Et je ne parle pas des personnels à qui l’on propose un changement de contrat à l’occasion de la mise en place de l’Institut français.
Au demeurant, ce n’est pas seulement une histoire de statut. Si nous voulons conserver, préserver et renforcer notre capacité d’influence et d’action dans le monde, nous devons respecter tous ceux qui y contribuent.
Il ne faut pas oublier non plus le recours aux stagiaires et aux volontaires internationaux, qui acceptent ces emplois pour avoir une première expérience à l’étranger, mais qui se retrouvent souvent, après leur mission, sans emploi et sans aucune protection sociale.

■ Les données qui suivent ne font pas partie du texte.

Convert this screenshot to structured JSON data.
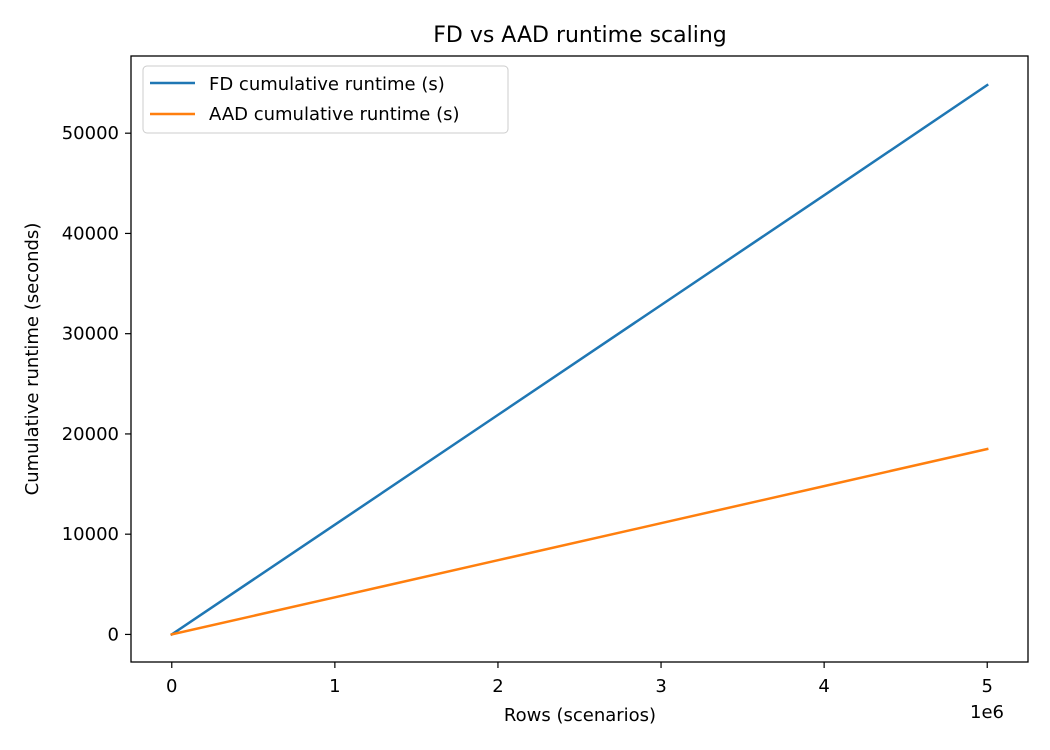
{
  "chart_data": {
    "type": "line",
    "title": "FD vs AAD runtime scaling",
    "xlabel": "Rows (scenarios)",
    "ylabel": "Cumulative runtime (seconds)",
    "x_offset_label": "1e6",
    "xlim": [
      -250000,
      5250000
    ],
    "ylim": [
      -2750,
      57700
    ],
    "x_ticks": [
      0,
      1000000,
      2000000,
      3000000,
      4000000,
      5000000
    ],
    "x_tick_labels": [
      "0",
      "1",
      "2",
      "3",
      "4",
      "5"
    ],
    "y_ticks": [
      0,
      10000,
      20000,
      30000,
      40000,
      50000
    ],
    "y_tick_labels": [
      "0",
      "10000",
      "20000",
      "30000",
      "40000",
      "50000"
    ],
    "grid": false,
    "legend_position": "top-left",
    "series": [
      {
        "name": "FD cumulative runtime (s)",
        "color": "#1f77b4",
        "x": [
          0,
          1000000,
          2000000,
          3000000,
          4000000,
          5000000
        ],
        "y": [
          0,
          10950,
          21900,
          32850,
          43800,
          54800
        ]
      },
      {
        "name": "AAD cumulative runtime (s)",
        "color": "#ff7f0e",
        "x": [
          0,
          1000000,
          2000000,
          3000000,
          4000000,
          5000000
        ],
        "y": [
          0,
          3700,
          7400,
          11100,
          14800,
          18500
        ]
      }
    ]
  }
}
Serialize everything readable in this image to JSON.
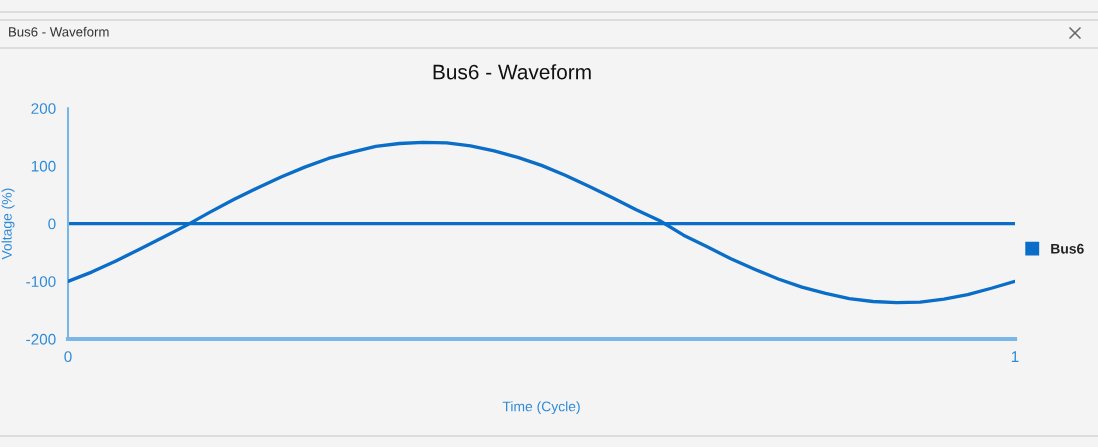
{
  "chart_data": {
    "type": "line",
    "title": "Bus6 - Waveform",
    "xlabel": "Time (Cycle)",
    "ylabel": "Voltage (%)",
    "annotations": [
      "Bus6 - Waveform"
    ],
    "x": [
      0,
      0.025,
      0.05,
      0.075,
      0.1,
      0.125,
      0.15,
      0.175,
      0.2,
      0.225,
      0.25,
      0.275,
      0.3,
      0.325,
      0.35,
      0.375,
      0.4,
      0.425,
      0.45,
      0.475,
      0.5,
      0.525,
      0.55,
      0.575,
      0.6,
      0.625,
      0.65,
      0.675,
      0.7,
      0.725,
      0.75,
      0.775,
      0.8,
      0.825,
      0.85,
      0.875,
      0.9,
      0.925,
      0.95,
      0.975,
      1
    ],
    "series": [
      {
        "name": "Bus6",
        "color": "#0a6ec8",
        "values": [
          -100,
          -84,
          -65,
          -45,
          -24,
          -3,
          20,
          42,
          62,
          81,
          98,
          113,
          124,
          134,
          139,
          141,
          140,
          135,
          126,
          115,
          101,
          84,
          65,
          45,
          24,
          5,
          -20,
          -40,
          -61,
          -79,
          -96,
          -110,
          -121,
          -130,
          -135,
          -137,
          -136,
          -131,
          -123,
          -112,
          -100
        ]
      }
    ],
    "xlim": [
      0,
      1
    ],
    "xticks": [
      0,
      1
    ],
    "ylim": [
      -200,
      200
    ],
    "yticks": [
      -200,
      -100,
      0,
      100,
      200
    ],
    "ref_lines": [
      {
        "axis": "y",
        "value": 0,
        "color": "#0a6ec8"
      }
    ],
    "legend": "right",
    "marker": "none",
    "line_style": "solid"
  }
}
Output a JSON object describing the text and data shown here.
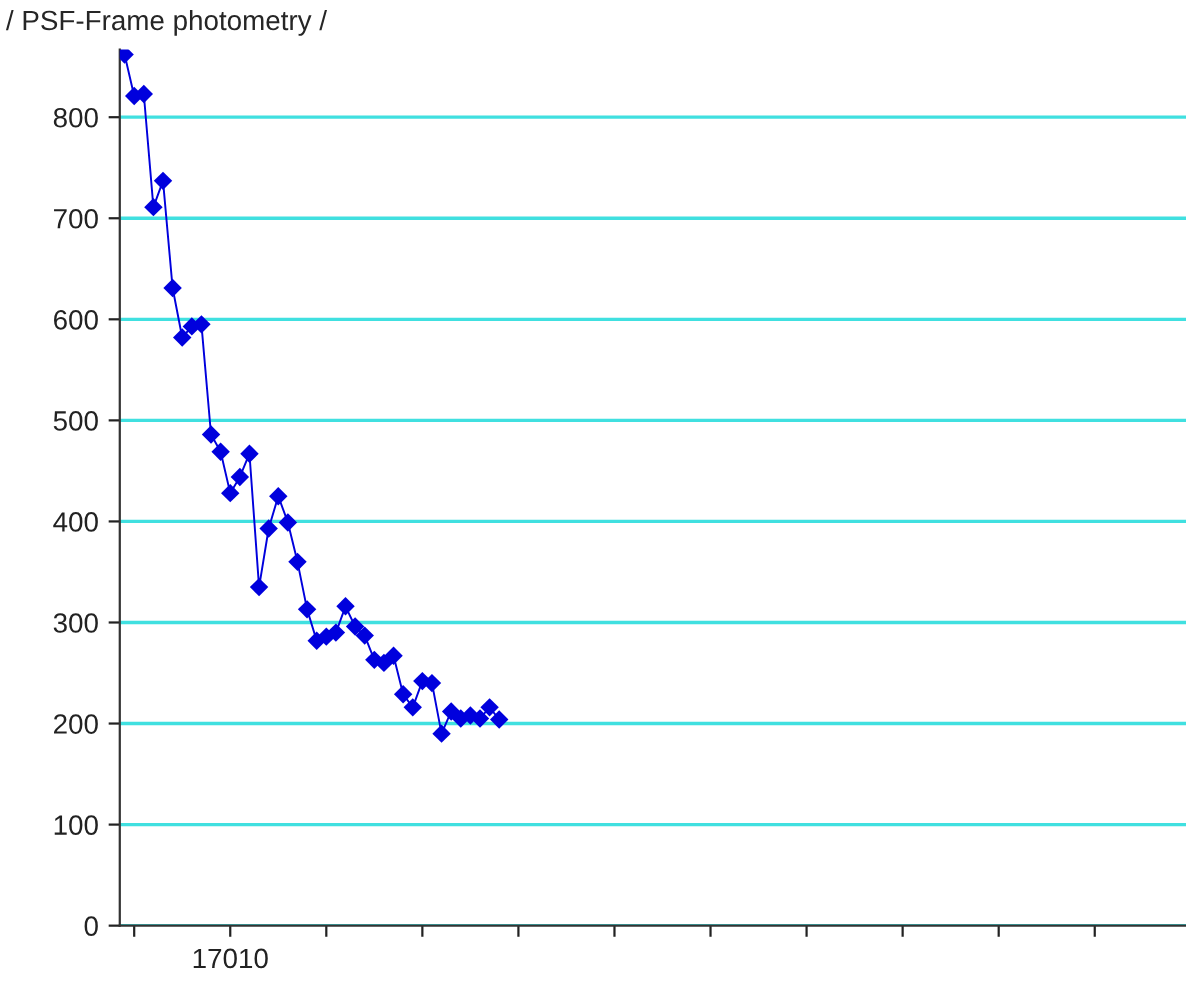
{
  "chart_data": {
    "type": "line",
    "title": "/ PSF-Frame photometry /",
    "categories": [
      null,
      null,
      null,
      null,
      null,
      null,
      null,
      null,
      null,
      null,
      null,
      null,
      null,
      null,
      null,
      null,
      null,
      null,
      null,
      null,
      null,
      null,
      null,
      null,
      null,
      null,
      null,
      null,
      null,
      null,
      null,
      null,
      null,
      null,
      null,
      null,
      null,
      null,
      null,
      null,
      null,
      null,
      null,
      null,
      null,
      null,
      null,
      null,
      null,
      null,
      null,
      null,
      null,
      null,
      null,
      null,
      null,
      null,
      null,
      null,
      null,
      null,
      null,
      null,
      null,
      null,
      null,
      null,
      null,
      null,
      null,
      null,
      null,
      null,
      null,
      null,
      null,
      null,
      null,
      null,
      null,
      null,
      null,
      null,
      null,
      null,
      null,
      null,
      null,
      null,
      null,
      null,
      null,
      null,
      null,
      null,
      null,
      null,
      null,
      null,
      null,
      null,
      null,
      null,
      null,
      null,
      null,
      null,
      null,
      null,
      null
    ],
    "series": [
      {
        "color": "#0000dd",
        "values": [
          862,
          821,
          823,
          711,
          737,
          631,
          582,
          593,
          595,
          486,
          469,
          428,
          444,
          467,
          335,
          393,
          425,
          399,
          360,
          313,
          282,
          286,
          290,
          316,
          296,
          287,
          263,
          260,
          267,
          229,
          216,
          242,
          240,
          190,
          212,
          205,
          208,
          205,
          216,
          204,
          null,
          null,
          null,
          null,
          null,
          null,
          null,
          null,
          null,
          null,
          null,
          null,
          null,
          null,
          null,
          null,
          null,
          null,
          null,
          null,
          null,
          null,
          null,
          null,
          null,
          null,
          null,
          null,
          null,
          null,
          null,
          null,
          null,
          null,
          null,
          null,
          null,
          null,
          null,
          null,
          null,
          null,
          null,
          null,
          null,
          null,
          null,
          null,
          null,
          null,
          null,
          null,
          null,
          null,
          null,
          null,
          null,
          null,
          null,
          null,
          null,
          null,
          null,
          null,
          null,
          null,
          null,
          null,
          null,
          null,
          null
        ]
      }
    ],
    "annotations": [
      "17010"
    ],
    "ylim": [
      0,
      867
    ],
    "yticks": [
      0,
      100,
      200,
      300,
      400,
      500,
      600,
      700,
      800
    ],
    "grid": "y",
    "marker": "diamond",
    "line_style": "solid"
  }
}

Aucune personne qui effectue une mission, même provisoire, au sein d’une administration publique ou de l’un de ses établissements rattachés ne devrait être dans une telle situation, y compris à l’étranger.
Au ministère des affaires étrangères, sur les 1 800 agents qui sont encore en CDD, seuls 3 % sont susceptibles d’obtenir une titularisation, et 3 % un CDI. Cela souligne bien que, malgré les effets d’annonce, le projet de loi est profilé pour ne rien changer à la politique de gestion de la fonction publique du Gouvernement, bien au contraire.
Les administrations justifient souvent les CDD par des besoins spécifiques de personnels, qui ne sauraient faire l’objet de formations ou d’un suivi de carrière.
Lorsqu’ils ne sont plus assez opérationnels, l’administration les rejette et les remplace. C’est déplorable ! La formation professionnelle des personnels en CDD est donc indispensable. L’administration est un mauvais employeur, car elle ne prévoit aucune évolution de carrière pour son personnel contractuel.
La lutte contre la précarité est essentielle. C’est une question de dignité et d’efficacité.
Sur le plan de la dignité, il n’est pas concevable qu’un salarié accomplisse toute sa carrière avec la peur au ventre que son engagement ne soit pas renouvelé, jonglant entre différents types de contrats. Maintenir des personnels dans de telles situations, c’est en outre leur limiter, voire leur empêcher tout accès au crédit et au logement dans des conditions autonomes, ce qui devrait pourtant être le cas de tous ceux qui travaillent.
Sur le plan de l’efficacité, c’est les empêcher de s’impliquer totalement dans leur travail ; c’est renoncer à avoir une démarche d’amélioration progressive de leurs compétences et de leur projet professionnel ; c’est, finalement, une atteinte à la qualité du service public.
La demande que nous formulons à l’État n’est pas extravagante. Il s’agit simplement d’une exigence d’exemplarité. Pourquoi l’État s’affranchirait-il des règles qui s’imposent – qu’il impose – au secteur privé ?
L’État considérerait-il qu’il est préférable de recourir à « l’emploi Kleenex » plutôt que d’assurer un suivi de carrière, une progression et une formation pour tous ses contractuels ? C’est ce suivi qui permettrait d’avoir une gestion plus efficace des ressources humaines, gage à la fois d’économies et de qualité.
Malgré le principe de l’unicité de l’État, ce texte permet de multiplier les types d’employeur – département ministériel, établissement public… Cette solution de facilité permet d’échapper à une vision d’ensemble, qui imposerait une gestion plus rigoureuse mais aussi plus humaine de l’ensemble des agents travaillant pour l’État.
Pour l’heure, malgré toutes ces réserves et en dépit de son caractère ambigu au regard de la politique qui frappe la fonction publique depuis 2007 – qu’il s’agisse de son périmètre d’action ou de ses moyens –, nous voterons ce texte, par respect pour l’accord conclu avec les organisations syndicales, après lui avoir apporté quelques améliorations dont nous allons maintenant discuter.